Iris Gentry is back home after a long tour in Iraq. Suffering from PTSD and with a new kid on the way, he turns to moonshining in order to support his family. This practice is still profitable in his county, due to that fact that it’s the one remaining hold-out from prohibition days.
But things never end up as easy as they seem, and dark consequences from his days in combat come back to haunt him in the form of paranormal monsters.
Shawn Aldridge (W), Scott Godlewski (A) • DC/Vertigo, $3.99
– Tyler Chin-Tanner
A re-imagining of the Doug Moench and Mike Ploog 1970s fantasy series, the recent Jason Aaron/Mike Del Mundo Weirdworld offering was one of the surprise packages of the sprawling (and seemingly never-ending) Secret Wars event. Its mix of obscure characters, long-forgotten continuity, and enticingly twisting visuals ensured that the tale of wandering warrior Arkon’s quest to rediscover his lost homeworld via the hostile and often nonsensical landscape of Weirdworld was possibly the most creatively distinctive segment of the crossover.
Sam Humphries and Del Mundo returned to this eerie domain in the ongoing follow-up series, which centres on 16-year-old Earth girl Becca, the latest protagonist to be stranded in Weirdworld’s seemingly inescapable grasp. Swords and sorcery, barbarians and magic, and a number of familiar faces in unfamiliar roles converge in a book that has discarded the usual super-heroic trappings of the Marvel Universe. A distorted Oz meets the most sinister of Wonderlands in Weirdworld’s ever-entrancing pages.
Sam Humphries (W), Mike Del Mundo (A) • Marvel Comics, $3.99
– Andy Oliver
The Tipping Point
One of my favourite developments in comics over the last few years has been the renaissance of the comic book anthology. For a while there, comics anthologies were considered an unpopular, unprofitable publishing format, especially for mainstream publishers like Marvel and DC.

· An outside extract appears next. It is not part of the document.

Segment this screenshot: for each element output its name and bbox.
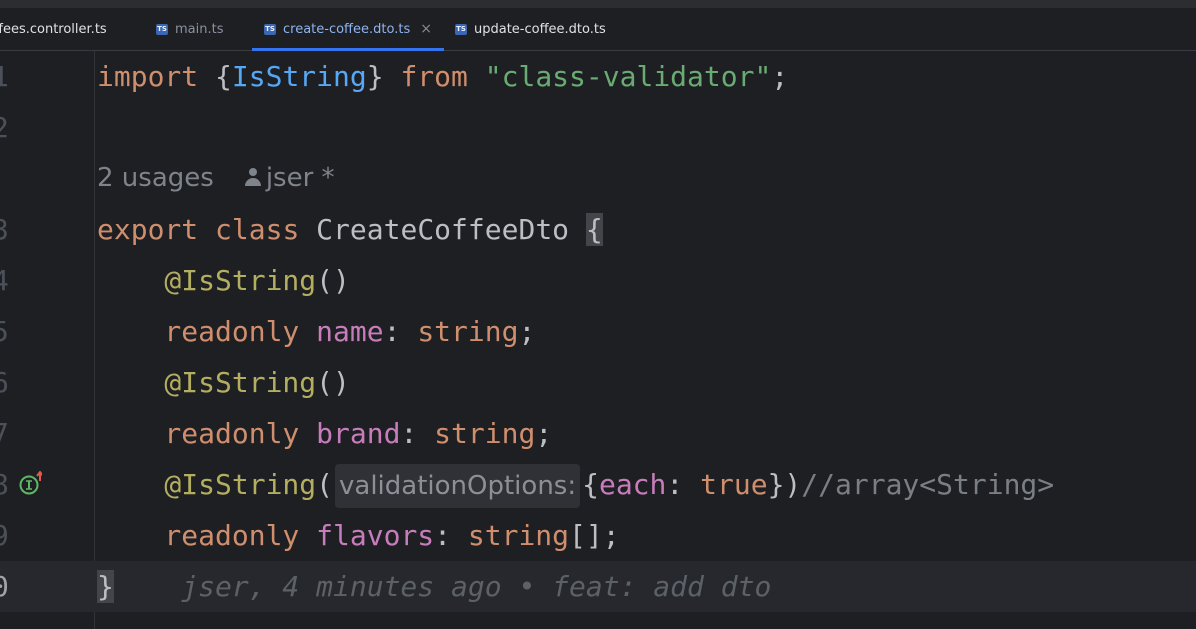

Over the past few years, crowdfunding has allowed creators and independent publishers a new avenue to produce high-quality, original anthologies featuring a stunning array of high-profile creators and visionary upstarts alike. This week sees the release of the latest entry into this ever-growing field of top-notch collections, in Humanoids Publishing’s Tipping Point.
Featuring a superb stable of award-wining international creators, each story in Tipping Point revolves around the central theme of exploring those singular moments when a “clear-cut split occurs…that tips us from one world into another, from one life to an entirely new one.”
This remarkable survey of global comics talent boasts some of the most respected names in western comics, manga, and bande desinees, including Paul Pope, Enki Bilal, John Cassaday, Naoki Urasawa, Taiyo Matsumoto, and Eddie Campbell.
Thought-provoking, well-crafted, and visually stunning, Tipping Point’s strong central premise and ultra-talented contributors offers comic book connoisseurs a robust, eclectic tome dedicated to exploring those little moments when life changes forever.
Various (W), Various (A) • Humanoids Publishing, $29.95.